Killer’s partner to pursue parole

Tom Bird served less time for greater crime than Lorna Anderson, her attorney argues

Thomas Bird, the former Emporia minister who killed his wife in 1983 and solicited the murder of Martin Anderson, the husband of his church secretary, was granted parole last week.

Lorna Anderson, who pleaded guilty to the lesser crime of helping Bird plot her husband’s death, won’t see the parole board for another 18 months.

That’s not fair, said Anderson’s attorney, Tom Haney of Topeka.

“I’ve not had a chance to talk to Lorna. I’ll see her Thursday,” Haney said Tuesday. “My recommendation is going to be that we file another application for review.”

Lorna Anderson has been before the parole board in 1988, 1995, 1998 and 2000. Parole was denied. Her next appearance is scheduled for November 2005.

Haney said he asked the board to reconsider Anderson’s case last year. That request, too, was denied.

“I don’t begrudge Mr. Bird,” Haney said. “He served 20 years, which is more than most folks in his situation serve. But Lorna has served just as long for a lesser offense, and she was a cooperating witness. My contention is she should be released now.”

Parole board administrator Colleen Fischli said the board’s decision to release Bird did not mean Anderson, too, would be set free.

“It’s important to keep in mind that these decisions are made on a case-by-case basis,” Fischli said. “I always caution offenders against assuming that what happens in someone else’s case will affect their case. That’s not how it works; each case in handled on its own merits.”

Anderson, an inmate at the Topeka Correctional Facility, was convicted of soliciting the first-degree murder of her husband and Bird’s wife, Sandra.

She received two concurrent sentences of five to 18 years and was sentenced to an additional 15 years to life after pleading guilty to second-degree murder in her husband’s death.

Bird was convicted of first-degree murder in 1985 for the death of his wife and was sentenced to life in prison.

Martin Anderson was shot to death in November 1983, four months after Sandra Bird was found dead in what initially appeared to be a car accident in the Cottonwood River southeast of Emporia.

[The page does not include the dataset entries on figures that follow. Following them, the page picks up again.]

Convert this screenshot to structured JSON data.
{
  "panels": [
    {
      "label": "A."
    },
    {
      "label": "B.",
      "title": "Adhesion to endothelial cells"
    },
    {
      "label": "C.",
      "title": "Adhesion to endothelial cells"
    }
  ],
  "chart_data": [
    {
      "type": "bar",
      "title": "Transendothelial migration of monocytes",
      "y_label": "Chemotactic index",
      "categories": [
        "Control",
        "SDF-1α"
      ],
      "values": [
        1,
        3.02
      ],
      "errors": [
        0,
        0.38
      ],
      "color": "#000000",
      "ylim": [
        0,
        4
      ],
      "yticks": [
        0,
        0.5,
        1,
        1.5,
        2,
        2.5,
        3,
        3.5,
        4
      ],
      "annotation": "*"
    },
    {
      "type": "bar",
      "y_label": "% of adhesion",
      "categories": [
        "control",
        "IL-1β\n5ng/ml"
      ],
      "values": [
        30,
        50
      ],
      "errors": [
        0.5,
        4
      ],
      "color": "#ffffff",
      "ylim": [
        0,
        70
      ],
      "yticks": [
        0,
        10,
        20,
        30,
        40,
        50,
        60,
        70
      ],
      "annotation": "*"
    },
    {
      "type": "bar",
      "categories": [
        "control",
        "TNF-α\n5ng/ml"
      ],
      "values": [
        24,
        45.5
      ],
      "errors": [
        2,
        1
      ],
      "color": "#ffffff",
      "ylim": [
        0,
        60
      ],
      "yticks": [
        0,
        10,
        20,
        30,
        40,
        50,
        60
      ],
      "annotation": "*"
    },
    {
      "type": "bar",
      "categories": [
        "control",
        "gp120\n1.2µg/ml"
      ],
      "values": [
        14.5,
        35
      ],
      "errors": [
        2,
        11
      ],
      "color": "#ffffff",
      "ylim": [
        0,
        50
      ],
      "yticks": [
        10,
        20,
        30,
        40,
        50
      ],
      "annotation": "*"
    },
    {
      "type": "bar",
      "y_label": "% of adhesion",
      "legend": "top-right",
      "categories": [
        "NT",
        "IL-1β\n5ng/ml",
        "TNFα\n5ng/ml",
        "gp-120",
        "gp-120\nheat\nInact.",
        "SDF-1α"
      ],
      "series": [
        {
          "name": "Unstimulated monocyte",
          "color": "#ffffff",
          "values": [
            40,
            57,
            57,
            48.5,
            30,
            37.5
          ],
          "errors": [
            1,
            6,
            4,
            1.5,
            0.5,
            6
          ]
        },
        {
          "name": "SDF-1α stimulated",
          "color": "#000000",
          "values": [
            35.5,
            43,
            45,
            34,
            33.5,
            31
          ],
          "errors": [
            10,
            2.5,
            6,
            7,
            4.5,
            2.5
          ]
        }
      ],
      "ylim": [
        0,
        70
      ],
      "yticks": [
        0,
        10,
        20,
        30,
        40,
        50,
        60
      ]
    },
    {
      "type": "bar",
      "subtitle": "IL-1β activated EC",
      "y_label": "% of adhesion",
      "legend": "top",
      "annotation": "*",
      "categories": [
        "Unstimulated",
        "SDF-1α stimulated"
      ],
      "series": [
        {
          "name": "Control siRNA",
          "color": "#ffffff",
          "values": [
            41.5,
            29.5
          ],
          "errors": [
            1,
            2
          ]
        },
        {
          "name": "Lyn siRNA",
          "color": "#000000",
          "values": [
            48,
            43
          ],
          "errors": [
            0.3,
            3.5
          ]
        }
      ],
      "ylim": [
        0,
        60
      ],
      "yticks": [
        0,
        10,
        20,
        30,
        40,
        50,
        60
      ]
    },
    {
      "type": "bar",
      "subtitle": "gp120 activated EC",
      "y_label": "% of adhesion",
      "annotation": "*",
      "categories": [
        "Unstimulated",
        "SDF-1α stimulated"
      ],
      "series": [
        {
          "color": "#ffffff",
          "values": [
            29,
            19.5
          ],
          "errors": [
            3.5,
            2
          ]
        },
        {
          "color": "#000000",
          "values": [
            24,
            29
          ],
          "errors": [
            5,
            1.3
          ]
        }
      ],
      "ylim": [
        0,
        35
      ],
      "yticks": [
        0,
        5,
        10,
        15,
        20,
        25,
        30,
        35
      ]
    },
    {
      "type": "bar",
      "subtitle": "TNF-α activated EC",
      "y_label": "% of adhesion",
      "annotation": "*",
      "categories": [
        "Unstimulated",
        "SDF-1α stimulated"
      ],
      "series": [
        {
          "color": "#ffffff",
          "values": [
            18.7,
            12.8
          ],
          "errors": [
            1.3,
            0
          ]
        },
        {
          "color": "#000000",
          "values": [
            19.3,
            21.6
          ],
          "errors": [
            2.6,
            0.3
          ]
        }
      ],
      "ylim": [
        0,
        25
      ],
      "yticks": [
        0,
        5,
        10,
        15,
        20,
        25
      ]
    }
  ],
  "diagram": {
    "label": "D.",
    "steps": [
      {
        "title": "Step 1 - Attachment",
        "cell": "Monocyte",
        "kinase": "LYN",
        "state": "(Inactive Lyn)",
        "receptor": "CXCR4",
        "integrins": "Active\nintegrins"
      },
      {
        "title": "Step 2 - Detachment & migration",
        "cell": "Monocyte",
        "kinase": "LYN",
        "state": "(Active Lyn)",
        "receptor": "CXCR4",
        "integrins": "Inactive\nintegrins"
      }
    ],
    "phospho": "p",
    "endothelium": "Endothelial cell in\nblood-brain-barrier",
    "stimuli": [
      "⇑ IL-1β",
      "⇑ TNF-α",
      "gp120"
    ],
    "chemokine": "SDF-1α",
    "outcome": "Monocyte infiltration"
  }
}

Both deaths were tied to a plot by Lorna Anderson and Thomas Bird, who reportedly were having an affair, which became the subject of a 1987 television miniseries “Murder Ordained.”

Though prison officials cited Anderson for sexual misconduct between 1988 and 1990, resulting in her spending 45 days in disciplinary segregation, Haney said her subsequent record had been exemplary.

“She’s not had an infraction in almost 15 years,” he said. “She’s had every job you can have in prison. She’s done everything she’s been asked to do.”

A mother of four children, Anderson is now a grandmother.

“The only things she wants to do is get out, get a job, spend time with her family and be a grandmother,” Haney said.

Bird is expected to leave prison upon completion and review of his plan for release, a process expected to take between two weeks and a month. He’ll be on parole the rest of his life.

Attempts to reach relatives of Anderson’s slain husband were unsuccessful. Telephone calls to Rodney Symmonds, the former Lyon County Attorney who prosecuted Anderson, were not returned Tuesday.